島袋と言えば、「琉球トルネード」と呼ばれた投球フォームで興南高の春夏連覇を牽引したエース。夏の甲子園東海大相模高との決勝では、最近話題になっている一二三慎太投手(元阪神の一二三慎太容疑者、強制性交容疑で逮捕 沖縄:朝日新聞デジタル)と投げ合い、勝利した。将来を嘱望された島袋は高校卒業後、プロではなく中央大へ進む。入学当初は期待通りエース候補として好投を続けていた。しかし左肘の怪我もあってフォームを崩してしまい、以降は本来の投球を見失ってしまう。

なんとかドラフト5位でプロ入りするも、高校時代に見せた圧巻のトルネードスローは鳴りを潜めた。さらに今年は左肘を手術。リハビリに専念するため、今回育成選手として再契約する運びとなっている。

このようにプロの世界で苦しんでいる甲子園優勝投手は島袋だけではない。逆に言えば、プロ入りした甲子園優勝投手はみな苦しんでいるようにすら感じる。

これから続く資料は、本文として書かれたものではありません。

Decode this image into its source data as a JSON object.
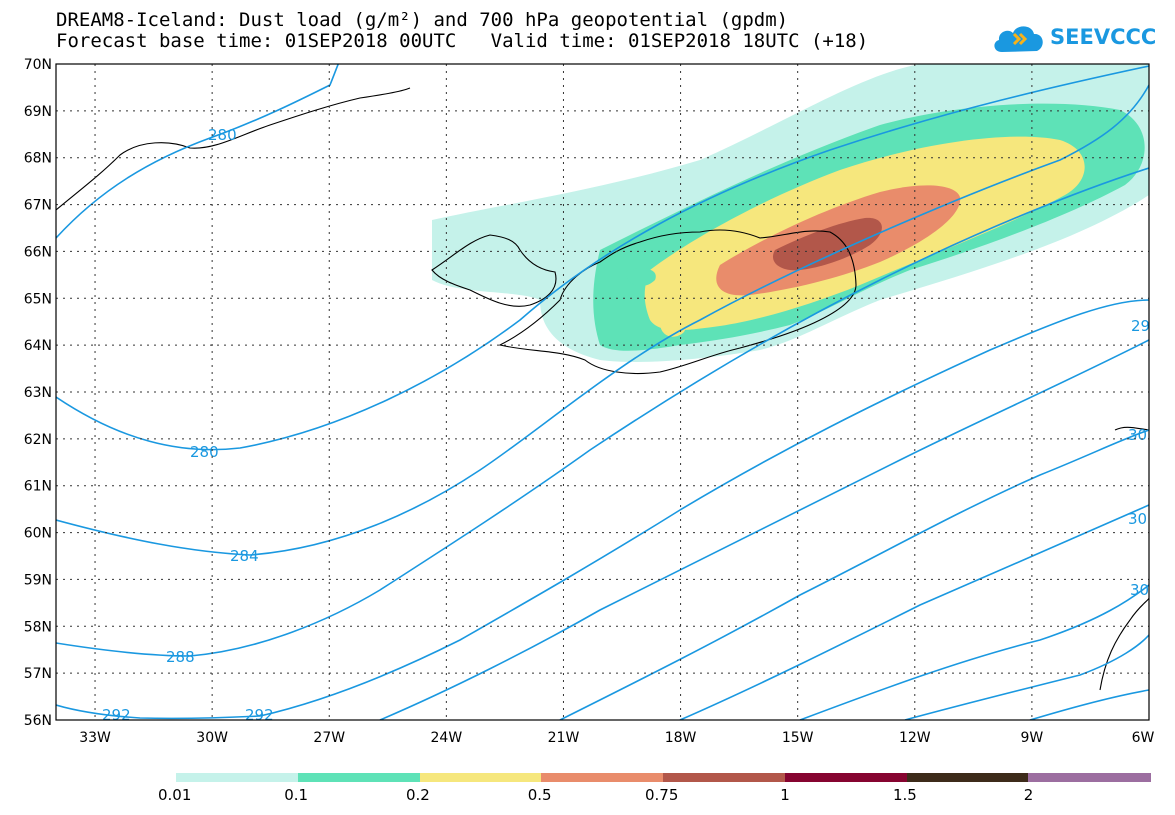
{
  "header": {
    "title_line1": "DREAM8-Iceland: Dust load (g/m²) and 700 hPa geopotential (gpdm)",
    "title_line2": "Forecast base time: 01SEP2018 00UTC   Valid time: 01SEP2018 18UTC (+18)"
  },
  "logo": {
    "text": "SEEVCCC",
    "icon": "cloud-logo-icon",
    "color": "#1a98e0"
  },
  "map": {
    "lat_labels": [
      "70N",
      "69N",
      "68N",
      "67N",
      "66N",
      "65N",
      "64N",
      "63N",
      "62N",
      "61N",
      "60N",
      "59N",
      "58N",
      "57N",
      "56N"
    ],
    "lon_labels": [
      "33W",
      "30W",
      "27W",
      "24W",
      "21W",
      "18W",
      "15W",
      "12W",
      "9W",
      "6W"
    ],
    "contour_color": "#1a98e0",
    "contour_labels": [
      {
        "id": "c280a",
        "text": "280"
      },
      {
        "id": "c280b",
        "text": "280"
      },
      {
        "id": "c284",
        "text": "284"
      },
      {
        "id": "c288",
        "text": "288"
      },
      {
        "id": "c292a",
        "text": "292"
      },
      {
        "id": "c292b",
        "text": "292"
      },
      {
        "id": "c29e",
        "text": "29"
      },
      {
        "id": "c30a",
        "text": "30"
      },
      {
        "id": "c30b",
        "text": "30"
      },
      {
        "id": "c30c",
        "text": "30"
      }
    ],
    "dust_colors": [
      "#c5f2ea",
      "#5ee2b7",
      "#f6e77d",
      "#e98c6b",
      "#b2574a"
    ]
  },
  "legend": {
    "colors": [
      "#c5f2ea",
      "#5ee2b7",
      "#f6e77d",
      "#e98c6b",
      "#b2574a",
      "#860430",
      "#3d2b1a",
      "#9c6ea0"
    ],
    "labels": [
      "0.01",
      "0.1",
      "0.2",
      "0.5",
      "0.75",
      "1",
      "1.5",
      "2"
    ]
  }
}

甲子園優勝投手といっても、色々いる。チームの総合力で優勝を勝ち取ったエースもいれば、その実力でチームを優勝へと導いた「大エース」もいるわけだ。21世紀で言えば、斎藤佑樹や島袋洋奨、藤浪晋太郎高橋光成小笠原慎之介などが挙げられる。

 

名前を挙げてみれば、斎藤佑樹や藤波晋太郎の苦しみは言わずと知れた話だろう。斎藤佑樹は肩の怪我もあってプロ入りからたったの通算15勝。来季30歳という年齢を考えれば、引退や戦力外すらちらつく成績だ。

藤浪晋太郎も新人から3年連続2桁勝利と順風満帆なプロ生活を送っているようだったが、今年、歯車が狂った。右打者へのボールが頭のほうへ抜けてしまう悪癖。もはやイップスとも呼べる症状を克服できず、二軍暮らしが続いた。それでも藤浪はCS1stステージで中継ぎ登板して好救援を見せ、来季へ向けて明るい期待を残して今季を終えている。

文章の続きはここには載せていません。